Ele estava na mesma posição que um feto toma na barriga da mãe. Estava tapado com os cobertores todos tortos e desalinhados, como se tivesse havido uma batalha naquela cama. O cabelo dele estava ainda mais desgrenhado do que o normal. Como ainda não tinha a certeza se ele estava a dormir ou acordado, aproximei-me devagar. Espreitei para tentar ver a cara dele.
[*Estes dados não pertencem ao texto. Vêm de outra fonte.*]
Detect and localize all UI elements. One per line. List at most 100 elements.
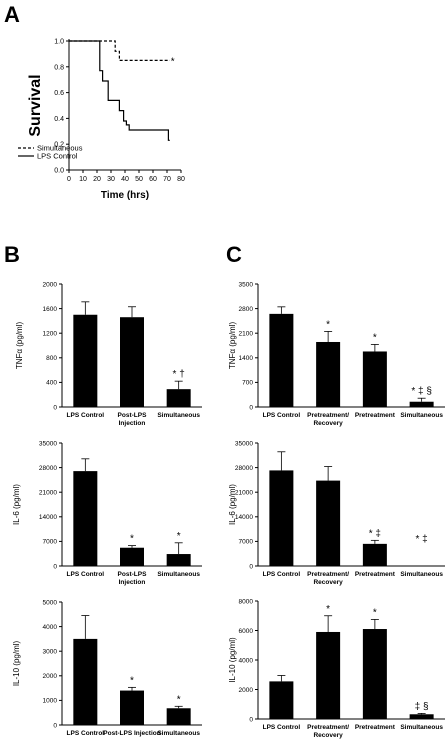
bar <box>409 714 434 719</box>
bar-chart-2: 0 7000 14000 21000 28000 35000 IL-6 (pg/ml) LPS… <box>12 440 202 586</box>
bar-chart-3: 0 1000 2000 3000 4000 5000 IL-10 (pg/ml) LPS Co… <box>12 599 202 737</box>
bar <box>120 547 144 566</box>
x-tick-label: 40 <box>121 176 129 183</box>
bar <box>120 690 144 725</box>
y-axis-title: TNFα (pg/ml) <box>228 322 237 370</box>
y-tick-label: 4000 <box>43 624 58 631</box>
category-label: LPS Control <box>263 571 301 578</box>
category-label: Recovery <box>313 732 343 739</box>
category-label: Post-LPS Injection <box>103 730 160 737</box>
y-tick-label: 14000 <box>39 514 57 521</box>
y-tick-label: 1600 <box>43 306 58 313</box>
x-tick-label: 30 <box>107 176 115 183</box>
y-tick-label: 3000 <box>43 649 58 656</box>
bar <box>269 681 294 719</box>
bar <box>73 638 98 725</box>
panel-letter-a: A <box>4 2 20 27</box>
y-tick-label: 28000 <box>235 465 253 472</box>
significance-marker: * † <box>173 369 185 380</box>
y-tick-label: 14000 <box>235 514 253 521</box>
bar <box>269 470 294 566</box>
bar <box>362 629 387 719</box>
survival-line-lps-control <box>69 40 170 141</box>
y-tick-label: 3500 <box>239 281 254 288</box>
bar <box>316 480 341 566</box>
y-tick-label: 1000 <box>43 698 58 705</box>
y-axis-title: Survival <box>27 74 44 136</box>
y-tick-label: 6000 <box>239 628 254 635</box>
x-tick-label: 50 <box>135 176 143 183</box>
panel-letter-b: B <box>4 242 20 267</box>
category-label: Simultaneous <box>157 412 200 419</box>
bar-chart-6: 0 2000 4000 6000 8000 IL-10 (pg/ml) LPS Contro… <box>228 598 445 739</box>
y-tick-label: 0.2 <box>54 142 64 149</box>
y-tick-label: 1400 <box>239 355 254 362</box>
bar-chart-1: 0 400 800 1200 1600 2000 TNFα (pg/ml) LPS Contr… <box>15 281 202 427</box>
bar <box>362 543 387 566</box>
y-tick-label: 21000 <box>235 490 253 497</box>
y-tick-label: 35000 <box>235 440 253 447</box>
category-label: Injection <box>119 420 146 427</box>
bar <box>120 317 144 407</box>
y-tick-label: 2000 <box>43 281 58 288</box>
category-label: Recovery <box>313 579 343 586</box>
category-label: Pretreatment <box>355 724 396 731</box>
y-axis-title: IL-6 (pg/ml) <box>228 484 237 525</box>
legend-label: Simultaneous <box>37 144 83 153</box>
y-axis-title: TNFα (pg/ml) <box>15 322 24 370</box>
legend-label: LPS Control <box>37 152 78 161</box>
category-label: Simultaneous <box>157 571 200 578</box>
y-axis-title: IL-6 (pg/ml) <box>12 484 21 525</box>
y-tick-label: 7000 <box>239 539 254 546</box>
y-tick-label: 21000 <box>39 490 57 497</box>
y-tick-label: 0.8 <box>54 64 64 71</box>
survival-line-simultaneous <box>69 40 170 61</box>
bar <box>269 313 294 407</box>
significance-marker: * <box>326 604 330 615</box>
y-tick-label: 0 <box>53 722 57 729</box>
category-label: Simultaneous <box>157 730 200 737</box>
y-tick-label: 0 <box>249 716 253 723</box>
category-label: Simultaneous <box>400 412 443 419</box>
significance-marker: * ‡ <box>369 528 381 539</box>
y-tick-label: 7000 <box>43 539 58 546</box>
y-tick-label: 5000 <box>43 599 58 606</box>
x-tick-label: 10 <box>79 176 87 183</box>
x-tick-label: 20 <box>93 176 101 183</box>
panel-letter-c: C <box>226 242 242 267</box>
y-axis-title: IL-10 (pg/ml) <box>228 637 237 683</box>
y-tick-label: 800 <box>46 355 57 362</box>
y-tick-label: 400 <box>46 380 57 387</box>
x-tick-label: 80 <box>177 176 185 183</box>
bar <box>409 401 434 407</box>
y-tick-label: 28000 <box>39 465 57 472</box>
category-label: LPS Control <box>263 724 301 731</box>
x-tick-label: 60 <box>149 176 157 183</box>
category-label: Pretreatment/ <box>307 571 349 578</box>
bar-chart-4: 0 700 1400 2100 2800 3500 TNFα (pg/ml) LPS Cont… <box>228 281 445 427</box>
y-tick-label: 0 <box>249 563 253 570</box>
significance-marker: * <box>326 319 330 330</box>
significance-marker: * <box>177 531 181 542</box>
category-label: LPS Control <box>67 412 105 419</box>
x-axis-title: Time (hrs) <box>101 190 149 201</box>
bar-chart-5: 0 7000 14000 21000 28000 35000 IL-6 (pg/ml) LPS… <box>228 440 445 586</box>
y-tick-label: 0.0 <box>54 168 64 175</box>
bar <box>73 314 98 407</box>
significance-marker: * <box>171 56 175 67</box>
y-tick-label: 0.4 <box>54 116 64 123</box>
significance-marker: * <box>130 675 134 686</box>
y-tick-label: 0 <box>249 404 253 411</box>
bar <box>73 471 98 566</box>
y-tick-label: 2100 <box>239 331 254 338</box>
x-tick-label: 70 <box>163 176 171 183</box>
bar <box>166 554 191 566</box>
category-label: Pretreatment <box>355 571 396 578</box>
y-tick-label: 0.6 <box>54 90 64 97</box>
category-label: LPS Control <box>67 730 105 737</box>
bar <box>316 631 341 719</box>
bar <box>362 351 387 407</box>
category-label: LPS Control <box>263 412 301 419</box>
y-tick-label: 2800 <box>239 306 254 313</box>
Um olhar gelado tinha-se apoderado da cara dele. Gelado não.... vazio. Transmitia raiva, fúria, tristeza, angústia, melancolia, saudade.... e ao mesmo tempo nada. Ali estava o André, ainda o recordava a andar de mão dada com a Rita, como se fosse a coisa que o fizesse mais feliz no mundo, e agora ele estava deitado, a fixar a parede, sem reagir, sem dizer uma única palavra.

"André...". Chamei-o subtilmente. "Queres vir comer?".
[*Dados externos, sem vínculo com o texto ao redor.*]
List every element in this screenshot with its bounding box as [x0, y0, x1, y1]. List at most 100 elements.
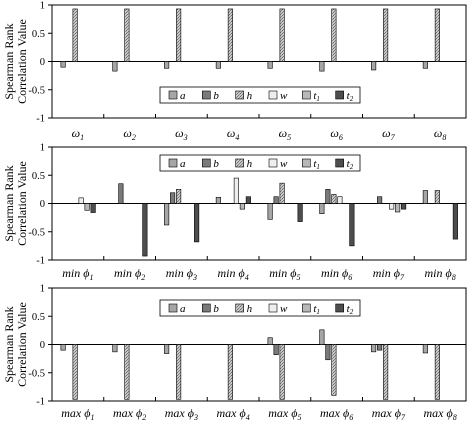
legend-swatch — [235, 90, 244, 100]
bar-series-6-cat-3 — [194, 203, 200, 243]
bar-series-3-cat-2 — [124, 344, 130, 400]
bar-series-3-cat-8 — [434, 190, 440, 204]
legend: a b h w t1 t2 — [159, 154, 361, 172]
y-axis-label-line2: Correlation Value — [15, 19, 29, 104]
legend-swatch — [168, 90, 178, 100]
category-label: max ϕ3 — [165, 406, 198, 421]
category-label: min ϕ8 — [425, 266, 456, 282]
bar-series-3-cat-8 — [434, 8, 440, 62]
legend-swatch — [268, 158, 278, 168]
bar-series-3-cat-1 — [72, 344, 78, 400]
legend-label: t2 — [347, 90, 354, 103]
bar-series-1-cat-3 — [164, 61, 170, 69]
legend-swatch — [302, 90, 311, 100]
category-label: min ϕ5 — [269, 266, 300, 282]
legend-label: t1 — [313, 158, 320, 171]
category-label: max ϕ7 — [372, 406, 406, 421]
bar-series-1-cat-4 — [215, 196, 221, 204]
bar-series-6-cat-1 — [90, 203, 96, 213]
bar-series-3-cat-1 — [72, 8, 78, 62]
category-label: ω8 — [434, 126, 446, 142]
legend-box — [159, 154, 361, 172]
bar-series-6-cat-5 — [297, 203, 303, 222]
bar-series-3-cat-7 — [383, 344, 389, 400]
bar-series-3-cat-5 — [279, 344, 285, 400]
bar-series-5-cat-7 — [395, 203, 401, 213]
bar-series-5-cat-4 — [239, 203, 245, 210]
legend-label: a — [180, 303, 186, 315]
legend-swatch — [235, 303, 244, 313]
legend-swatch — [268, 90, 278, 100]
category-label: max ϕ5 — [268, 406, 301, 421]
y-tick-label: 0.5 — [32, 171, 45, 182]
legend-swatch — [168, 158, 178, 168]
bar-series-1-cat-3 — [164, 344, 170, 354]
bar-series-4-cat-1 — [78, 197, 84, 204]
bar-series-1-cat-2 — [112, 344, 118, 353]
legend-label: t1 — [313, 303, 320, 316]
category-label: min ϕ4 — [218, 266, 249, 282]
bar-series-1-cat-6 — [319, 329, 325, 345]
legend-swatch — [235, 158, 244, 168]
bar-series-1-cat-6 — [319, 203, 325, 214]
bar-series-1-cat-3 — [164, 203, 170, 226]
legend-label: a — [180, 158, 186, 170]
bar-series-2-cat-6 — [325, 344, 331, 361]
y-axis-label-line1: Spearman Rank — [2, 306, 16, 382]
panel-3: 1 0.5 0 -0.5 -1 Spearman RankCorrelation Valu… — [2, 284, 467, 421]
bar-series-3-cat-6 — [331, 194, 337, 204]
y-axis-label: Spearman RankCorrelation Value — [2, 161, 29, 246]
bar-series-3-cat-5 — [279, 182, 285, 204]
y-tick-label: -1 — [36, 256, 45, 267]
bar-series-6-cat-7 — [401, 203, 407, 210]
legend-swatch — [202, 158, 211, 168]
y-tick-label: -1 — [36, 397, 45, 408]
bar-series-3-cat-2 — [124, 8, 130, 62]
y-tick-label: -0.5 — [28, 368, 45, 379]
bar-series-1-cat-1 — [60, 61, 66, 68]
legend-box — [159, 299, 361, 317]
bar-series-2-cat-2 — [118, 183, 124, 204]
category-label: max ϕ1 — [61, 406, 94, 421]
bar-series-3-cat-3 — [176, 344, 182, 400]
legend-swatch — [202, 303, 211, 313]
legend-swatch — [335, 158, 344, 168]
y-axis-label: Spearman RankCorrelation Value — [2, 302, 29, 387]
category-label: max ϕ4 — [217, 406, 250, 421]
legend-label: t2 — [347, 303, 354, 316]
legend-swatch — [335, 90, 344, 100]
panel-2: 1 0.5 0 -0.5 -1 Spearman RankCorrelation Valu… — [2, 143, 467, 282]
y-tick-label: 0.5 — [32, 29, 45, 40]
legend-label: w — [280, 303, 288, 315]
legend: a b h w t1 t2 — [159, 299, 361, 317]
y-tick-label: 0 — [40, 199, 45, 210]
bar-series-1-cat-6 — [319, 61, 325, 72]
category-label: ω3 — [175, 126, 187, 142]
legend-label: t2 — [347, 158, 354, 171]
y-tick-label: 1 — [40, 143, 45, 154]
y-axis-label-line1: Spearman Rank — [2, 165, 16, 241]
bar-series-4-cat-4 — [233, 177, 239, 204]
y-tick-label: -0.5 — [28, 227, 45, 238]
bar-series-3-cat-5 — [279, 8, 285, 62]
bar-series-2-cat-6 — [325, 189, 331, 204]
category-label: max ϕ6 — [320, 406, 353, 421]
y-axis-label-line2: Correlation Value — [15, 302, 29, 387]
category-label: ω7 — [382, 126, 395, 142]
bar-series-6-cat-4 — [245, 196, 251, 204]
bar-series-5-cat-1 — [84, 203, 90, 211]
category-label: ω4 — [227, 126, 239, 142]
legend-swatch — [268, 303, 278, 313]
bar-series-3-cat-4 — [227, 8, 233, 62]
category-label: ω5 — [279, 126, 291, 142]
legend-label: w — [280, 90, 288, 102]
legend-swatch — [302, 158, 311, 168]
bar-series-1-cat-8 — [422, 344, 428, 354]
bar-series-1-cat-8 — [422, 61, 428, 69]
legend-label: t1 — [313, 90, 320, 103]
legend: a b h w t1 t2 — [159, 86, 361, 104]
bar-series-1-cat-5 — [267, 337, 273, 345]
bar-series-1-cat-7 — [371, 61, 377, 71]
legend-label: a — [180, 90, 186, 102]
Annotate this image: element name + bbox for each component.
Não obtive resposta. Pus-me de cócoras, apoiando os braços na cama dele, e disse:

"Anda, precisas de sair daqui um bocado. Lavar a cara, comer qualquer coisa, ir lá fora..."

Ele moveu ligeiramente a cabeça, mas não respondeu.

"Ei, vou abrir os estores, ok?"

Esperei alguns segundos, e, mesmo sem resposta, caminhei até à janela com o intuito de abrir as persianas. Ele precisava de alguma luz...

Porque é que o fiz?

Enquanto o sol iluminava o quarto escuro e pesaroso, eu vi. Vi as olheiras de uma noite passada sem dormir. Vi a fraqueza que a palidez dele transmitia, como se estivesse doente. Vi os olhos inchados e a almofada literalmente encharcada com as lágrimas da dor e da saudade. Vi a porta do armário partida, como se tivesse levado um soco. E ele continuava, quieto, a fixar a parede, como que transformado em pedra, sem se mexer. Sereno, mas não tranquilo.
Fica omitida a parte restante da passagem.